Pouca preparação Na A16, por esta hora, o resultado é: o Saxo perdeu o primeiro pico, mas portou-se bem no arranque, sobretudo se se pensar que "já estava parado há meses". Aqui há ainda tempo para um desempate, porque polícia nem vê-la. A "bófia até podia fazer mais", diz Gustavo. O problema é a falta de especialistas, dizem os corredores. "Não têm profissionais que conheçam bem a lei e a mecânica. Que percebam o que pode ou não ser alterado e de que forma. É que não basta olhar para um carro por fora e dizer: está rebaixado."

Antes que começasse a chuva que já há muito ameaçava, regressámos atentos ao León. Na recta em frente ao Cascais Shopping, já de regresso a Mem Martins, atingiu os 260 quilómetros hora. Minutos antes das 2 da madrugada, o Citroën ficou para trás e ligou os quatro piscas: precisava de ajuda.

Há muito que a A16 está sem regras ou limites de velocidade e fazer marcha atrás uns metros é mais uma infracção. "Deve-se ter soltado a correia de distribuição", grita Gustavo de dentro do Cup.

Cenas de telenovelas Nos segundos em que se discute o que fazer com o carro avariado, duas das quatro faixas ficam bloqueadas. O cenário é o de um filme ou, no caso português, de uma telenovela das nove da noite. Isto porque não seria inédito pedir estes carros alterados para participarem em produções televisivas. Em 2009, por exemplo, vários automóveis que correm ilegalmente nas auto-estradas foram solicitados pela produção da telenovela da SIC, "Perfeito Coração", para simular cenas de street racing.

O guião simulou o ambiente e as relações entre os vencedores e os perdedores durante uma corrida, bem como o comportamento dos espectadores. Em alguns casos, festejando vitórias como se de um jogo de futebol se tratasse.

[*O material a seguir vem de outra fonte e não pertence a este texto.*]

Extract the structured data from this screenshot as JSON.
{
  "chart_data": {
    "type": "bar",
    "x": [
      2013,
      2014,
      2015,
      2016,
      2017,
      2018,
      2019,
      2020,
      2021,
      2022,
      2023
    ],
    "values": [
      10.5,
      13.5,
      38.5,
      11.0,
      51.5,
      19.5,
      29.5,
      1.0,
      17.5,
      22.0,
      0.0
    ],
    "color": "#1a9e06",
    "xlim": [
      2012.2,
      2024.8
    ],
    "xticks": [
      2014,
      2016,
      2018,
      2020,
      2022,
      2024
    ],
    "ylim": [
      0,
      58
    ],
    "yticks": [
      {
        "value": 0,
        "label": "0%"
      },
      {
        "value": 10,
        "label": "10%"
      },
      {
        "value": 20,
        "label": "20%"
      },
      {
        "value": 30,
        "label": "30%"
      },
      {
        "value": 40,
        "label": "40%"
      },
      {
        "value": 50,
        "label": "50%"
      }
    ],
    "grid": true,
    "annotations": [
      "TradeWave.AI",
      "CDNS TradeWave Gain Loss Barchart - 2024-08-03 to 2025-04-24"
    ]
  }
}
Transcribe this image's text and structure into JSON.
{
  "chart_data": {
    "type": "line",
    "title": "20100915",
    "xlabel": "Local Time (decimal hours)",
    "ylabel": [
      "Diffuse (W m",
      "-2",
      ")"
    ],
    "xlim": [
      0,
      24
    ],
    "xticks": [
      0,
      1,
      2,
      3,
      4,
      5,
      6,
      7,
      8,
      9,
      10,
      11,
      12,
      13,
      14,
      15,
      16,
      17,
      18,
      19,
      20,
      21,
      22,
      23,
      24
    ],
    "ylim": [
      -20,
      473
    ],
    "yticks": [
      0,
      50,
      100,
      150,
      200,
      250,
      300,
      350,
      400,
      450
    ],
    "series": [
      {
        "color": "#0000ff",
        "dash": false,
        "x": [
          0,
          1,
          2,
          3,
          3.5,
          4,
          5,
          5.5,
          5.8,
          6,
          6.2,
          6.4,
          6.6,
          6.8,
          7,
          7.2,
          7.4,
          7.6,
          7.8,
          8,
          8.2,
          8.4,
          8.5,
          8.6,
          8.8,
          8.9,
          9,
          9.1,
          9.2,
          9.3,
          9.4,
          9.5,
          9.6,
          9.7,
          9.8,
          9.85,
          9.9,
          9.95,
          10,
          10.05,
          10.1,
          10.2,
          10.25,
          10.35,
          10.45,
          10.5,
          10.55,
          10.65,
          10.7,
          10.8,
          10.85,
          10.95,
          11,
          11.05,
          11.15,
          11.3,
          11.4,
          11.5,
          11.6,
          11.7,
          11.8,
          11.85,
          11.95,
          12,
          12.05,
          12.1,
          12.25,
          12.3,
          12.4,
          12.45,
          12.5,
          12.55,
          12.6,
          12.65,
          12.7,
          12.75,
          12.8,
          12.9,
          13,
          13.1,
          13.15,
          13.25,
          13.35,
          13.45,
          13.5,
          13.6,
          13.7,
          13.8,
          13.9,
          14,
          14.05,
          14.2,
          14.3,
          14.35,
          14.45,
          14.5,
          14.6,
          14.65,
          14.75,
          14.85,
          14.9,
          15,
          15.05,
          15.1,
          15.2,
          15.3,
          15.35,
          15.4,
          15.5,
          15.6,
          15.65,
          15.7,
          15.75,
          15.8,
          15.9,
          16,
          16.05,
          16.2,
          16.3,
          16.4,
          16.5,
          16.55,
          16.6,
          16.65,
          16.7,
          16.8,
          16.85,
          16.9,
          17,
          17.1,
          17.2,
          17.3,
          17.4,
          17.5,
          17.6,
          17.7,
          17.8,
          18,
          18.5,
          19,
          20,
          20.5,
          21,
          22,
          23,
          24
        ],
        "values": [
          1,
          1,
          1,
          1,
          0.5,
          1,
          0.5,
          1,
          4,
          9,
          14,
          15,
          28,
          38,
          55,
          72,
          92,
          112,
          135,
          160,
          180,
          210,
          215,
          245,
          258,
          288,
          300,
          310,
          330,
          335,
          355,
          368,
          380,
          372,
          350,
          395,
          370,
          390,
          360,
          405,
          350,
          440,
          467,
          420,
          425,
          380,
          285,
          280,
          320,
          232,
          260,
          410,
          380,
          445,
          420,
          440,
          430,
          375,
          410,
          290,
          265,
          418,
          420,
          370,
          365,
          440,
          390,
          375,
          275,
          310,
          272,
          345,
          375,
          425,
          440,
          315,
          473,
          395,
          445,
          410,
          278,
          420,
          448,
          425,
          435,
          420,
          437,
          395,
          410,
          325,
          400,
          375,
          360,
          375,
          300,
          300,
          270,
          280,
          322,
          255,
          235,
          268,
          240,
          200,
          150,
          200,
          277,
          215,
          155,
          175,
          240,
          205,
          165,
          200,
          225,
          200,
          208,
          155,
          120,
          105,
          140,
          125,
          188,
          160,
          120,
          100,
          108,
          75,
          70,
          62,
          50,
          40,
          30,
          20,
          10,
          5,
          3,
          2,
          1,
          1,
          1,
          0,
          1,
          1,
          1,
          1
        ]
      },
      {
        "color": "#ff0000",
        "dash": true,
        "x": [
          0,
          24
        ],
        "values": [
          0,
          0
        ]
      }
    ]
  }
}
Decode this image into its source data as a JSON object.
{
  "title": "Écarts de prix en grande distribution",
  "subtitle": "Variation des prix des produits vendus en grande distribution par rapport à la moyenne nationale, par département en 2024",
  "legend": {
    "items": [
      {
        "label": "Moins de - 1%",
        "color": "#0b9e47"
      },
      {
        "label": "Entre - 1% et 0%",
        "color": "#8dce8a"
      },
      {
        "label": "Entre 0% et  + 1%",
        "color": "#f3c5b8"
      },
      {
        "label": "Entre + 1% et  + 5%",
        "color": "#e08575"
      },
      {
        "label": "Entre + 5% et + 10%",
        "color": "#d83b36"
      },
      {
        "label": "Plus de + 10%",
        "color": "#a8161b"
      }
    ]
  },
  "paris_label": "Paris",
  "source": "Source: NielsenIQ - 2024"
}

Na comunidade, são muitos os que criticam a forma como a realidade foi adulterada. Queixam-se sobretudo de que as velocidades não são as mesmas e asseguram que as cenas mais parecem ser inspiradas em corridas de rua dos Estados Unidos da América do que no street racing que existe nas estradas portuguesas. Nas conversas do fórum PSA Maniacs, onde o i entrou, os supostos donos dos carros fizeram questão de mostrar o seu orgulho – à comunidade de quase cinco mil utilizadores – de terem contribuído para a produção da telenovela.

Este é um dos sítios da internet onde se combinam picos e se divulgam novidades, operações policiais e modificações em carros. E foi lá que se publicaram críticas à novela e se esmiuçaram todas as cenas em que a actriz Luciana Abreu surge dentro dos seus carros. Acham que são uns sortudos porque os seus carros foram seleccionados e explicam que as matrículas usadas nas cenas da telenovela não são as suas. Terão sido substituídas por outras para não identificar os proprietários. A ficção volta a cruzar-se com a realidade.

A avaria na A16 pôs fim à corrida. Só havia uma questão: como tirar o Citroën sem seguro da saída de uma auto-estrada? Resposta: com uma matrícula de um carro igual, segurado e com inspecção. Tal como na novela, foi o que aconteceu e, perto das três da manhã, já o reboque se afastava arrastando consigo o perdedor da noite. "Agora não publique o nosso truque, se não estraga-nos o esquema", atirou em tom de brincadeira Gustavo, um dos poucos participantes que sabia estar a falar com um jornalista.